Ni qué decir que Calancha, pese a jurarle que obedecería, no cumplió las instrucciones del pishtaco. Se atrincheró en su choza con su machete y un alto de piedras para enfrentarse a Salcedo si venía a robarse a su hija. No pasó nada el primer día, ni el segundo, ni las primeras dos semanas. A la tercera, en medio de un aguacero, un rayo cayó en el techo de Calancha y la casa ardió. Él, su mujer y sus tres hijas murieron carbonizados. Yo vi sus esqueletos. Sí, así mismo parece que murió la madre de Dionisio. A ella yo no la vi, acaso sean habladurías. Cuando, empapados y tristes, los pobladores de Quenka salieron a ver el incendio, mezclado con el silbido del viento y el retumbar de los truenos, escucharon una carcajada. Venía de las grutas donde estaba Salcedo.

Entonces, la próxima vez que el pishtaco pidió una muchacha para cocinera, los vecinos, en cabildo, acordaron obedecerle. La primera que entró a la gruta a trabajar para él, fue la mayor de mis hermanas. Mi familia y otras muchas la acompañaron hasta la entrada que indicó el pishtaco. Le cantaban, le rezaban y había muchos llorosos en su despedida.

A ella no la secó como a mi primo Sebastián, aunque mi padre decía que tal vez hubiera sido mejor que le rebanara la grasa. La conservó con vida, pero volviéndola chulilla de pishtaco. Antes abusó de ella, tumbándola en el suelo húmedo de la gruta y perforándola con su desentornillador. Los aullidos de mi hermana en su noche de bodas se oyeron en todas las casas de Quenka. Después, ella perdió la voluntad y sólo vivía para servir a su amo y señor. Le preparaba con devoción las laguas de chuño que a él le gustaban, y secaba y salaba las lonjas de carne de las víctimas para el charqui que comían con mote, y lo ayudaba a colgar a los sacrificados en los ganchos que Salcedo clavó en la piedra para hacerles chorrear el sebo en las pailas de cobre.

Mi hermana fue la primera de varias que entraron a la cueva a cocinarle y servirle de ayudantes. Desde entonces, Quenka se sometió a su autoridad. Le llevábamos tributos de comida. Se los dejábamos a la entrada de la gruta, y, de tiempo en tiempo, también a la muchacha que pedía. Resignándonos a que, de tanto en tanto, desaparecieran pobladores que el pishtaco Salcedo se llevaba para renovar su provisión de manteca.

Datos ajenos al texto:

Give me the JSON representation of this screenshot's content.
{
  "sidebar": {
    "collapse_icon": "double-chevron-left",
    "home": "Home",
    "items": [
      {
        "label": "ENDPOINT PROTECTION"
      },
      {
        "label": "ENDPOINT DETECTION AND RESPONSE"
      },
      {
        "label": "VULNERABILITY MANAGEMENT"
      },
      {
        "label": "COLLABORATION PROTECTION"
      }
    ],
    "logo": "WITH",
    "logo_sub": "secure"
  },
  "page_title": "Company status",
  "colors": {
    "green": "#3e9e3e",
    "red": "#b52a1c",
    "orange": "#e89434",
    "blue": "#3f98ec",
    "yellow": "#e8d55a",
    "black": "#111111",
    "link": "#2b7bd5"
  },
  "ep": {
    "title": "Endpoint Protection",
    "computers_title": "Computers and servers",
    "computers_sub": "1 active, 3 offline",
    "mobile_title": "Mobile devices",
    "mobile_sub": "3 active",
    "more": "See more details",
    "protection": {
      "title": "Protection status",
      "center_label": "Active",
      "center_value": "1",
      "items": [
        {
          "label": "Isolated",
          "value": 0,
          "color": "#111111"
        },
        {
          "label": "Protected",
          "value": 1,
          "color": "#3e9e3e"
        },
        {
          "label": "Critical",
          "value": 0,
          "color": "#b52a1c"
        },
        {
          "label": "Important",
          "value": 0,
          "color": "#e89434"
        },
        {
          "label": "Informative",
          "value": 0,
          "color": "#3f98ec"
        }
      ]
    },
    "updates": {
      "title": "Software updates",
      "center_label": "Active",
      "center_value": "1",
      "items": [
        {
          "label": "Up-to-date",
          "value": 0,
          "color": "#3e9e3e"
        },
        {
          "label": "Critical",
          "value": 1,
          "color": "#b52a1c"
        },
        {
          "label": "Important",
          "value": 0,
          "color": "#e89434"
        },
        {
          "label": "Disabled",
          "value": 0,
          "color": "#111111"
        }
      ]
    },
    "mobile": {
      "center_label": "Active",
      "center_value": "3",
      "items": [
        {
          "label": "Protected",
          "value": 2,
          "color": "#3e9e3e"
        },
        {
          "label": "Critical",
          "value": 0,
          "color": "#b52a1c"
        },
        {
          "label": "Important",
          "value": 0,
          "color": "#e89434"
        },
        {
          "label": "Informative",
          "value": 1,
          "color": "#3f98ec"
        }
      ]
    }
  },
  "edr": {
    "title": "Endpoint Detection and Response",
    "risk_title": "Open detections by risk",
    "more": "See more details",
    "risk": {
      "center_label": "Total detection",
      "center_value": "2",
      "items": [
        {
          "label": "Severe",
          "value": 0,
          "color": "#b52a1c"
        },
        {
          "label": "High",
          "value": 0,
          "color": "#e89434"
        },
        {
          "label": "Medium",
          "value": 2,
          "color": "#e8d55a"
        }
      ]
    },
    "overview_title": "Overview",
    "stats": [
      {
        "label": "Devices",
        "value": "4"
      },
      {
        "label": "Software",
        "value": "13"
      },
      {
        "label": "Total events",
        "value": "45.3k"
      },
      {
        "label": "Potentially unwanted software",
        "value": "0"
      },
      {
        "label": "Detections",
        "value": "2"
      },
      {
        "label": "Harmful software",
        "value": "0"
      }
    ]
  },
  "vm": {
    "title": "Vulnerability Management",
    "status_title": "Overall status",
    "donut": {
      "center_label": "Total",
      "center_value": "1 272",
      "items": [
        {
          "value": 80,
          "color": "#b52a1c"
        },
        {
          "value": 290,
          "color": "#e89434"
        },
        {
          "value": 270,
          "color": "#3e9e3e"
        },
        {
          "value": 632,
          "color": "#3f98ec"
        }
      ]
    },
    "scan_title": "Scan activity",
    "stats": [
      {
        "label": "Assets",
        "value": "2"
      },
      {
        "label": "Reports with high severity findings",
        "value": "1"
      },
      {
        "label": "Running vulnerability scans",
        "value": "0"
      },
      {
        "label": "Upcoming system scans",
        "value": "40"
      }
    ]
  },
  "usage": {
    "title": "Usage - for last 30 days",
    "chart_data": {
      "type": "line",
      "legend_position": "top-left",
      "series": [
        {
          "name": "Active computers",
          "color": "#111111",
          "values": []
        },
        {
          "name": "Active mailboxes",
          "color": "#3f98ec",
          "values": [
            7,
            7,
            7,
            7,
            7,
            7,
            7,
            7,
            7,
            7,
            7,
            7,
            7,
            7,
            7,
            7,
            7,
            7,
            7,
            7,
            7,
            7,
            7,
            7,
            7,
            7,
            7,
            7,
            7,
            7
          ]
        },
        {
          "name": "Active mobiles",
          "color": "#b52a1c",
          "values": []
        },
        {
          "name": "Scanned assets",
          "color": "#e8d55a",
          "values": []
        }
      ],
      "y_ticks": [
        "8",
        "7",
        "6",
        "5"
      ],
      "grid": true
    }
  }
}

¿Hasta que en eso llegó el príncipe valiente? No era ningún príncipe sino un morochuco amansador de caballos. Los que conocen la historia pueden taparse las orejas o irse. ¿Les parece estarla reviviendo? ¿Les da ánimos? ¿Les hace ver que para grandes males siempre hay grandes remedios?

Timoteo, el narigón, supo lo que pasaba en Quenka y vino a propósito, desde Ayacucho, para meterse en las grutas y enfrentársele. Timoteo Fajardo, así se apellidaba. Lo conocí muy bien: fue mi primer marido, aunque nunca nos casáramos. «¿Puede un simple mortal enfrentarse a un entenado del diablo?», le decían. También mi padre trató de desanimarlo cuando él respetuosamente le comunicó su proyecto de meterse a la cueva del pishtaco para arrancarle la cabeza y librarnos de su tiranía. Pero Timoteo se empeñó. Nunca he conocido a nadie tan temerario. Era un hombre bien plantado, pese a ser tan narigón. Hacía latir sus narices como dos bocas. Ésa fue su suerte. «Puedo hacerlo», decía, con qué seguridad. «Sé la receta para acercarme hasta él sin que me sienta: un diente de ajo, una pizca de sal, un pedazo de pan seco, una bolita de caca de burro. Y que, antes de entrar a la gruta, una virgen me orine a la altura del corazón.»

Yo tenía las condiciones. Era joven, estaba intacta y, oyéndolo, me pareció tan valiente, tan seguro de sí mismo, que, sin consultárselo a mi padre, le ofrecí ayudarlo. Había una dificultad, eso sí. ¿Cómo saldría de las grutas después de matar a Salcedo? Eran tan grandes y enredadas que nadie había podido explorarlas del todo. Los pasadizos se desdoblaban, subían, bajaban, se torcían, ramificándose y trenzándose como raíces de eucalipto. Y, además de murciélagos, había galerías con miasmas ponzoñosas que ningún humano podía respirar sin envenenarse.